Adverse selection is one of the mechanisms that turns participant structure into the actual cost of trading. And it defines the spread. Now we can explore it substantively, and that is what my next piece will do. And with this we add very important concepts to our toolkit — ones that will survive any trend, strategy, and possibly even you and me.
References
Bagehot, W. [Treynor, J.] (1971). The Only Game in Town. Financial Analysts Journal, 27(2), 12-14.
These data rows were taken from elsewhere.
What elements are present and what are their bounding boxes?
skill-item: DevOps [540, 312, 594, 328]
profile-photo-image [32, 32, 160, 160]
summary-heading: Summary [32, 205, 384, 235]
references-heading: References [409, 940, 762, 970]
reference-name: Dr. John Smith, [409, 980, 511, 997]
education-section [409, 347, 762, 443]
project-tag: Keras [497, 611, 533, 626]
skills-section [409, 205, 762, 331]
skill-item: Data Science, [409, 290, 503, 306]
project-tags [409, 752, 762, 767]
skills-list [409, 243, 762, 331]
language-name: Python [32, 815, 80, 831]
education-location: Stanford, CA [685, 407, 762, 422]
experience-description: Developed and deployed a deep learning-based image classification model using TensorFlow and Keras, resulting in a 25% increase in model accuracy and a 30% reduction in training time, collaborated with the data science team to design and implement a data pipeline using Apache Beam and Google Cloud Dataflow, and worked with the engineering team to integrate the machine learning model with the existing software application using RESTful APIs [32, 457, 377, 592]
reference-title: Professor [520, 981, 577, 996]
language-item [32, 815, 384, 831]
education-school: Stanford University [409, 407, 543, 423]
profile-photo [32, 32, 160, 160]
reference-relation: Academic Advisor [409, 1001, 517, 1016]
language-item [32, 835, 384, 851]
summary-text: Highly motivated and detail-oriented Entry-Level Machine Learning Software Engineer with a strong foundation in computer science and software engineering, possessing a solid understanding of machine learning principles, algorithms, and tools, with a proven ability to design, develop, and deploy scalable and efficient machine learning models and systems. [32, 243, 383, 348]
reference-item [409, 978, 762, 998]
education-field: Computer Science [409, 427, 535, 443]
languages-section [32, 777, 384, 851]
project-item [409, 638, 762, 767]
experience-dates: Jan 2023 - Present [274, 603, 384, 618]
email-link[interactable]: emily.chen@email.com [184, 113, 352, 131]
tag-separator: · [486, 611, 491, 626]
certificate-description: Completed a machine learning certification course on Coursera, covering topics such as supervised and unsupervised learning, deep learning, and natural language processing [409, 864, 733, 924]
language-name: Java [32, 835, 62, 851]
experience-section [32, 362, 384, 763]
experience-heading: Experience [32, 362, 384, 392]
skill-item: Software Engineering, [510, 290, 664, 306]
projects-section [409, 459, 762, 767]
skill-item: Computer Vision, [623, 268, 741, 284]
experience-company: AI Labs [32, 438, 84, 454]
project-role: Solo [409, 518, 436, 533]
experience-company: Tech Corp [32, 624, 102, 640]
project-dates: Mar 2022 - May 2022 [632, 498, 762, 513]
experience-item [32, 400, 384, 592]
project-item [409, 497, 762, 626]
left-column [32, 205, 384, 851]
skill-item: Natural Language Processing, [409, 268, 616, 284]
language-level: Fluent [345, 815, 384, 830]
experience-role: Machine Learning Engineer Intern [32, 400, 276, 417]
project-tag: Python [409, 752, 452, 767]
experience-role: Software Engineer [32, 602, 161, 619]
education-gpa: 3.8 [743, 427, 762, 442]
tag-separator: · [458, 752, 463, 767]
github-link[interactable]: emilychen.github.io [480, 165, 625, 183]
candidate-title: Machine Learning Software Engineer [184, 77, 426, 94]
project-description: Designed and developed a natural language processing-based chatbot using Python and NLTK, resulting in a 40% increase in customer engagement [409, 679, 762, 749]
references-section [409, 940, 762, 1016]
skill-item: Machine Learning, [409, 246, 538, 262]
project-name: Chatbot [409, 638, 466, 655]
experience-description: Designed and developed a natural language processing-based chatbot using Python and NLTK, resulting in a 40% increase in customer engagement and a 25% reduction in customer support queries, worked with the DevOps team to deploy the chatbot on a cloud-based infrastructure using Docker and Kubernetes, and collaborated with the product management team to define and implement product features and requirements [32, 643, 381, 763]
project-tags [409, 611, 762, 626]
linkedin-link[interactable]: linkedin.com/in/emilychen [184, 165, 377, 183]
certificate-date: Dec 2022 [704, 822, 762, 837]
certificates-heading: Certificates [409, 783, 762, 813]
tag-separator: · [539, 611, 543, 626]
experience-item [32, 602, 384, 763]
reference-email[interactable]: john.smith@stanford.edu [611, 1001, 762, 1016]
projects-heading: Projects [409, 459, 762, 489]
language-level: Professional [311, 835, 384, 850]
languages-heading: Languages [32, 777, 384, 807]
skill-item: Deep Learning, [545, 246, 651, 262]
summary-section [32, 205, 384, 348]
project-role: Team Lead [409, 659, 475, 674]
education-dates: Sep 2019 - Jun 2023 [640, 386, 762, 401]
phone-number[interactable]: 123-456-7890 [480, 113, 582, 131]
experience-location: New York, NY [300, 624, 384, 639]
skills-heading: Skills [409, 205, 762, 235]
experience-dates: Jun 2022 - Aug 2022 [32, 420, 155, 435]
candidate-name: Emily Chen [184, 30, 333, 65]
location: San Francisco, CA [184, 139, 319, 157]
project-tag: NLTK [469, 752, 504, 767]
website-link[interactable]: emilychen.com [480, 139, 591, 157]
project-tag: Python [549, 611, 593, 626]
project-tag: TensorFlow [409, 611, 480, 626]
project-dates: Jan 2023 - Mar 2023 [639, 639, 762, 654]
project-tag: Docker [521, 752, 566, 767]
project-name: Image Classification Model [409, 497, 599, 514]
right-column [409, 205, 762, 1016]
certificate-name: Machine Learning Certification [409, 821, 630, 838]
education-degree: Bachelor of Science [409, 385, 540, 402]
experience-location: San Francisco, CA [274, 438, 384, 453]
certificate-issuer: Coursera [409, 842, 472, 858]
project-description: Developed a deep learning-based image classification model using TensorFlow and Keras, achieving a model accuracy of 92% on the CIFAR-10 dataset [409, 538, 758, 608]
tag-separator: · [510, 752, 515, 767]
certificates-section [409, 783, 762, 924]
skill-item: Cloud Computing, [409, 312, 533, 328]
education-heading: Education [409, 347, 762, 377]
Milgrom, P., & Stokey, N. (1982). Information, Trade and Common Knowledge. Journal of Economic Theory, 26(1), 17-27.
Black, F. (1986). Noise. Journal of Finance, 41(3), 528-543.
Further reading
De Long, J. B., Shleifer, A., Summers, L. H., & Waldmann, R. J. (1990). Noise Trader Risk in Financial Markets. Journal of Political Economy, 98(4), 703-738.
Easley, D., Kiefer, N. M., O’Hara, M., & Paperman, J. B. (1996). Liquidity, Information, and Infrequently Traded Stocks.Journal of Finance, 51(4), 1405-1436.
Easley, D., López de Prado, M., & O’Hara, M. (2012). Flow Toxicity and Liquidity in a High-Frequency World. Review of Financial Studies, 25(5), 1457-1493.